Podemos dedicar unos momentos a buscar el significado de cada uno de estos términos. Hace casi seis años surgió una sangrienta guerra entre diferentes secciones de los Estados Unidos. Once Estados, que poseían una gran extensión de territorio, y diez o doce millones de personas, pretendían romper su conexión con la Unión, y formar un imperio independiente, fundado en el principio declarado de la esclavitud humana y excluyendo a todo Estado libre de esta confederación. No pretendían levantar una insurrección para reformar el Gobierno del país -una rebelión contra las leyes-, sino que afirmaban su total independencia de ese Gobierno y de toda obligación con sus leyes. Estaban satisfechos de que los Estados Unidos mantuvieran su antigua Constitución y sus leyes. Formaron una constitución completamente nueva; un gobierno nuevo y distinto, llamado «Estados confederados de América». Aprobaron sus propias leyes, sin tener en cuenta ninguna conexión nacional anterior. Su gobierno quedó perfectamente organizado, tanto en sus departamentos civiles como militares. Dentro de los amplios límites de esos once Estados, los «Estados confederados» tenían un control tan perfecto y absoluto como el de los Estados Unidos sobre los otros veinticinco. Los «Estados confederados» se negaron a negociar con los Estados Unidos, excepto sobre la base de la independencia de la perfecta igualdad nacional. Las dos potencias se prepararon mutuamente para resolver la cuestión por las armas. Cada una de ellas reunió más de medio millón de hombres armados. La guerra fue reconocida por otras naciones como una guerra pública entre beligerantes independientes. Las partes se reconocieron mutuamente como tales, y afirmaron que se regían por el derecho de gentes y las leyes de la guerra en su trato mutuo. Del resultado de la guerra dependía el destino y la condición ulterior de las partes contendientes. Nadie pretendía entonces que los once Estados tuvieran algún derecho bajo la Constitución de los Estados Unidos, o algún derecho a interferir en la legislación del país. Que todos los hombres de ambas secciones, sin excepción, estuvieran de acuerdo dependería de la voluntad del Congreso, si los Estados Unidos salían victoriosos. Los Estados confederados no reclamaban ningún derecho, a menos que pudieran conquistarlos mediante el concurso de las armas.

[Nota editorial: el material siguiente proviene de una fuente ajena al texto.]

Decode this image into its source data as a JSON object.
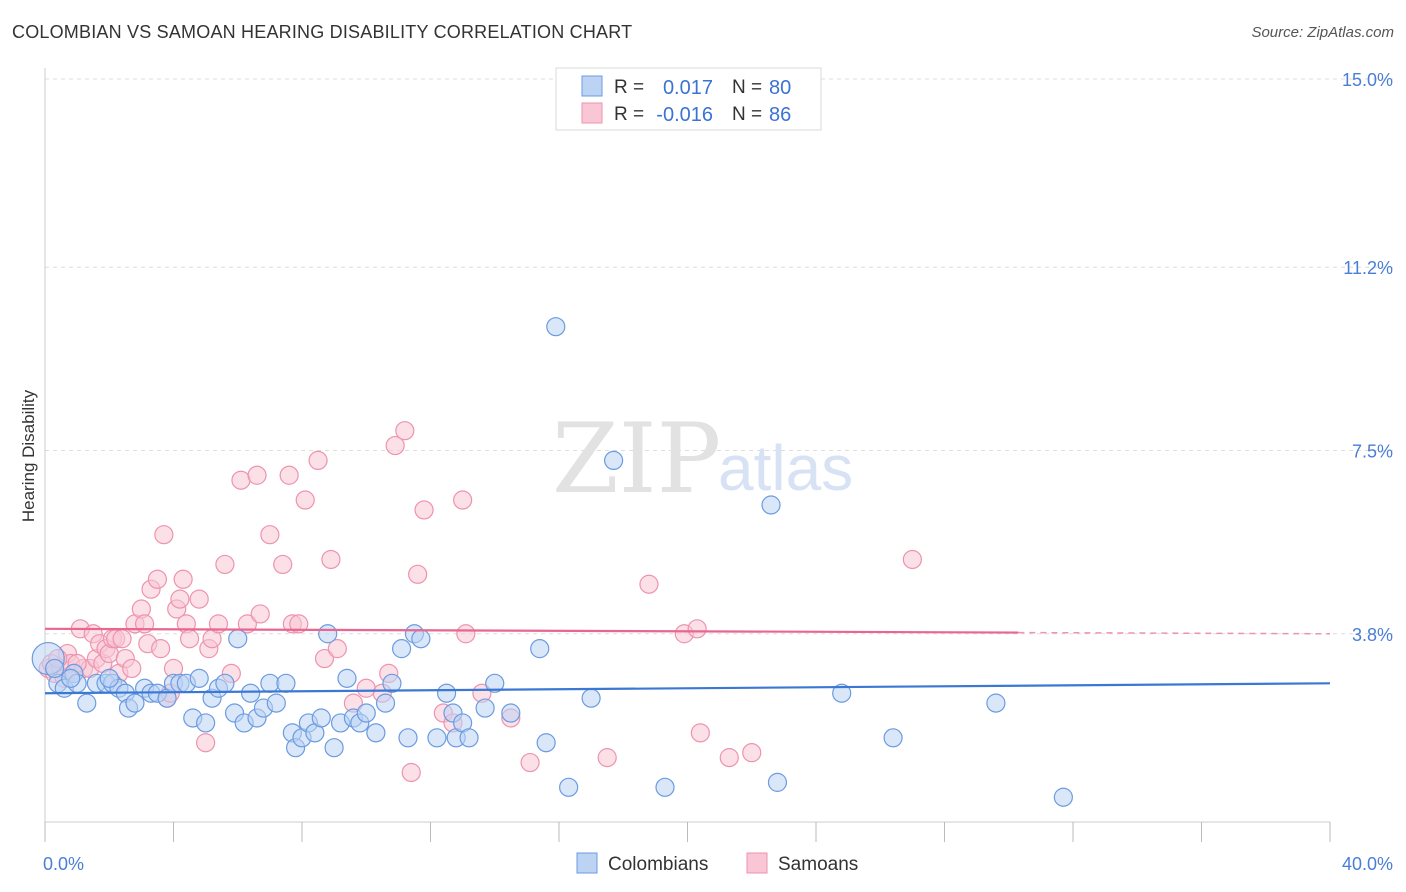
{
  "header": {
    "title": "COLOMBIAN VS SAMOAN HEARING DISABILITY CORRELATION CHART",
    "source": "Source: ZipAtlas.com"
  },
  "watermark": {
    "zip": "ZIP",
    "atlas": "atlas"
  },
  "colors": {
    "blue": "#3a78d4",
    "blue_fill": "#bcd3f4",
    "blue_stroke": "#6b9be0",
    "pink": "#e8668f",
    "pink_fill": "#f8c6d5",
    "pink_stroke": "#ee93ae",
    "tick_text": "#4a7ed6",
    "grid": "#dddddd"
  },
  "legend_top": {
    "rows": [
      {
        "r_label": "R =",
        "r_value": "0.017",
        "n_label": "N =",
        "n_value": "80"
      },
      {
        "r_label": "R =",
        "r_value": "-0.016",
        "n_label": "N =",
        "n_value": "86"
      }
    ]
  },
  "legend_bottom": {
    "items": [
      {
        "label": "Colombians"
      },
      {
        "label": "Samoans"
      }
    ]
  },
  "chart_data": {
    "type": "scatter",
    "title": "COLOMBIAN VS SAMOAN HEARING DISABILITY CORRELATION CHART",
    "xlabel": "",
    "ylabel": "Hearing Disability",
    "xlim": [
      0,
      40
    ],
    "ylim": [
      0,
      15
    ],
    "x_tick_labels": [
      "0.0%",
      "40.0%"
    ],
    "y_ticks": [
      3.8,
      7.5,
      11.2,
      15.0
    ],
    "y_tick_labels": [
      "3.8%",
      "7.5%",
      "11.2%",
      "15.0%"
    ],
    "grid": true,
    "legend_placement": "top-center and bottom",
    "series": [
      {
        "name": "Colombians",
        "color": "#3a78d4",
        "r": 0.017,
        "n": 80,
        "trend": {
          "x": [
            0,
            40
          ],
          "y": [
            2.6,
            2.8
          ]
        },
        "points": [
          [
            0.1,
            3.3
          ],
          [
            0.4,
            2.8
          ],
          [
            0.6,
            2.7
          ],
          [
            0.9,
            3.0
          ],
          [
            1.0,
            2.8
          ],
          [
            1.3,
            2.4
          ],
          [
            1.6,
            2.8
          ],
          [
            1.9,
            2.8
          ],
          [
            2.1,
            2.8
          ],
          [
            2.3,
            2.7
          ],
          [
            2.5,
            2.6
          ],
          [
            2.6,
            2.3
          ],
          [
            2.8,
            2.4
          ],
          [
            3.1,
            2.7
          ],
          [
            3.3,
            2.6
          ],
          [
            3.5,
            2.6
          ],
          [
            3.8,
            2.5
          ],
          [
            4.0,
            2.8
          ],
          [
            4.2,
            2.8
          ],
          [
            4.4,
            2.8
          ],
          [
            4.6,
            2.1
          ],
          [
            4.8,
            2.9
          ],
          [
            5.0,
            2.0
          ],
          [
            5.2,
            2.5
          ],
          [
            5.4,
            2.7
          ],
          [
            5.6,
            2.8
          ],
          [
            5.9,
            2.2
          ],
          [
            6.0,
            3.7
          ],
          [
            6.2,
            2.0
          ],
          [
            6.4,
            2.6
          ],
          [
            6.6,
            2.1
          ],
          [
            6.8,
            2.3
          ],
          [
            7.0,
            2.8
          ],
          [
            7.2,
            2.4
          ],
          [
            7.5,
            2.8
          ],
          [
            7.7,
            1.8
          ],
          [
            7.8,
            1.5
          ],
          [
            8.0,
            1.7
          ],
          [
            8.2,
            2.0
          ],
          [
            8.4,
            1.8
          ],
          [
            8.6,
            2.1
          ],
          [
            8.8,
            3.8
          ],
          [
            9.0,
            1.5
          ],
          [
            9.2,
            2.0
          ],
          [
            9.4,
            2.9
          ],
          [
            9.6,
            2.1
          ],
          [
            9.8,
            2.0
          ],
          [
            10.0,
            2.2
          ],
          [
            10.3,
            1.8
          ],
          [
            10.6,
            2.4
          ],
          [
            10.8,
            2.8
          ],
          [
            11.1,
            3.5
          ],
          [
            11.3,
            1.7
          ],
          [
            11.5,
            3.8
          ],
          [
            11.7,
            3.7
          ],
          [
            12.2,
            1.7
          ],
          [
            12.5,
            2.6
          ],
          [
            12.8,
            1.7
          ],
          [
            12.7,
            2.2
          ],
          [
            13.0,
            2.0
          ],
          [
            13.2,
            1.7
          ],
          [
            13.7,
            2.3
          ],
          [
            14.0,
            2.8
          ],
          [
            14.5,
            2.2
          ],
          [
            15.4,
            3.5
          ],
          [
            15.6,
            1.6
          ],
          [
            15.9,
            10.0
          ],
          [
            16.3,
            0.7
          ],
          [
            17.0,
            2.5
          ],
          [
            17.7,
            7.3
          ],
          [
            19.3,
            0.7
          ],
          [
            22.6,
            6.4
          ],
          [
            22.8,
            0.8
          ],
          [
            24.8,
            2.6
          ],
          [
            26.4,
            1.7
          ],
          [
            29.6,
            2.4
          ],
          [
            31.7,
            0.5
          ],
          [
            0.3,
            3.1
          ],
          [
            0.8,
            2.9
          ],
          [
            2.0,
            2.9
          ]
        ]
      },
      {
        "name": "Samoans",
        "color": "#e8668f",
        "r": -0.016,
        "n": 86,
        "trend": {
          "x": [
            0,
            40
          ],
          "y": [
            3.9,
            3.8
          ]
        },
        "points": [
          [
            0.1,
            3.1
          ],
          [
            0.2,
            3.2
          ],
          [
            0.3,
            3.0
          ],
          [
            0.5,
            3.1
          ],
          [
            0.6,
            2.9
          ],
          [
            0.7,
            3.4
          ],
          [
            0.8,
            3.2
          ],
          [
            0.9,
            3.0
          ],
          [
            1.1,
            3.9
          ],
          [
            1.2,
            3.1
          ],
          [
            1.4,
            3.1
          ],
          [
            1.5,
            3.8
          ],
          [
            1.6,
            3.3
          ],
          [
            1.7,
            3.6
          ],
          [
            1.8,
            3.2
          ],
          [
            1.9,
            3.5
          ],
          [
            2.0,
            3.4
          ],
          [
            2.1,
            3.7
          ],
          [
            2.2,
            3.7
          ],
          [
            2.3,
            3.0
          ],
          [
            2.4,
            3.7
          ],
          [
            2.5,
            3.3
          ],
          [
            2.7,
            3.1
          ],
          [
            2.8,
            4.0
          ],
          [
            3.0,
            4.3
          ],
          [
            3.1,
            4.0
          ],
          [
            3.2,
            3.6
          ],
          [
            3.3,
            4.7
          ],
          [
            3.5,
            4.9
          ],
          [
            3.6,
            3.5
          ],
          [
            3.7,
            5.8
          ],
          [
            3.8,
            2.5
          ],
          [
            3.9,
            2.6
          ],
          [
            4.0,
            3.1
          ],
          [
            4.1,
            4.3
          ],
          [
            4.2,
            4.5
          ],
          [
            4.3,
            4.9
          ],
          [
            4.4,
            4.0
          ],
          [
            4.5,
            3.7
          ],
          [
            4.8,
            4.5
          ],
          [
            5.0,
            1.6
          ],
          [
            5.1,
            3.5
          ],
          [
            5.2,
            3.7
          ],
          [
            5.4,
            4.0
          ],
          [
            5.6,
            5.2
          ],
          [
            5.8,
            3.0
          ],
          [
            6.1,
            6.9
          ],
          [
            6.3,
            4.0
          ],
          [
            6.6,
            7.0
          ],
          [
            6.7,
            4.2
          ],
          [
            7.0,
            5.8
          ],
          [
            7.4,
            5.2
          ],
          [
            7.6,
            7.0
          ],
          [
            7.7,
            4.0
          ],
          [
            7.9,
            4.0
          ],
          [
            8.1,
            6.5
          ],
          [
            8.5,
            7.3
          ],
          [
            8.7,
            3.3
          ],
          [
            8.9,
            5.3
          ],
          [
            9.1,
            3.5
          ],
          [
            9.6,
            2.4
          ],
          [
            10.0,
            2.7
          ],
          [
            10.5,
            2.6
          ],
          [
            10.7,
            3.0
          ],
          [
            10.9,
            7.6
          ],
          [
            11.2,
            7.9
          ],
          [
            11.4,
            1.0
          ],
          [
            11.6,
            5.0
          ],
          [
            11.8,
            6.3
          ],
          [
            12.4,
            2.2
          ],
          [
            12.7,
            2.0
          ],
          [
            13.0,
            6.5
          ],
          [
            13.1,
            3.8
          ],
          [
            13.6,
            2.6
          ],
          [
            14.5,
            2.1
          ],
          [
            15.1,
            1.2
          ],
          [
            17.5,
            1.3
          ],
          [
            18.8,
            4.8
          ],
          [
            19.9,
            3.8
          ],
          [
            20.3,
            3.9
          ],
          [
            20.4,
            1.8
          ],
          [
            21.3,
            1.3
          ],
          [
            22.0,
            1.4
          ],
          [
            27.0,
            5.3
          ],
          [
            0.4,
            3.3
          ],
          [
            1.0,
            3.2
          ]
        ]
      }
    ]
  }
}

El presidente Lincoln, el vicepresidente Johnson y ambas ramas del Congreso declararon repetidamente que los Estados beligerantes nunca más podrían inmiscuirse en los asuntos de la Unión, ni reclamar ningún derecho como miembros del Gobierno de los Estados Unidos, hasta que el poder legislativo del Gobierno los declarara con derecho a ello. Por supuesto que los rebeldes no reclamaron tales derechos; porque ya sea que sus Estados estuvieran fuera de la Unión, como declararon, o que estuvieran desorganizados y «fuera de sus relaciones apropiadas» con el Gobierno, como sostienen algunos sutiles metafísicos, todos sus derechos bajo la Constitución habían sido renunciados y abjurados bajo juramento, y no podían ser reanudados por su mera moción. Hasta dónde quedaban sus responsabilidades había más diferencias de opinión.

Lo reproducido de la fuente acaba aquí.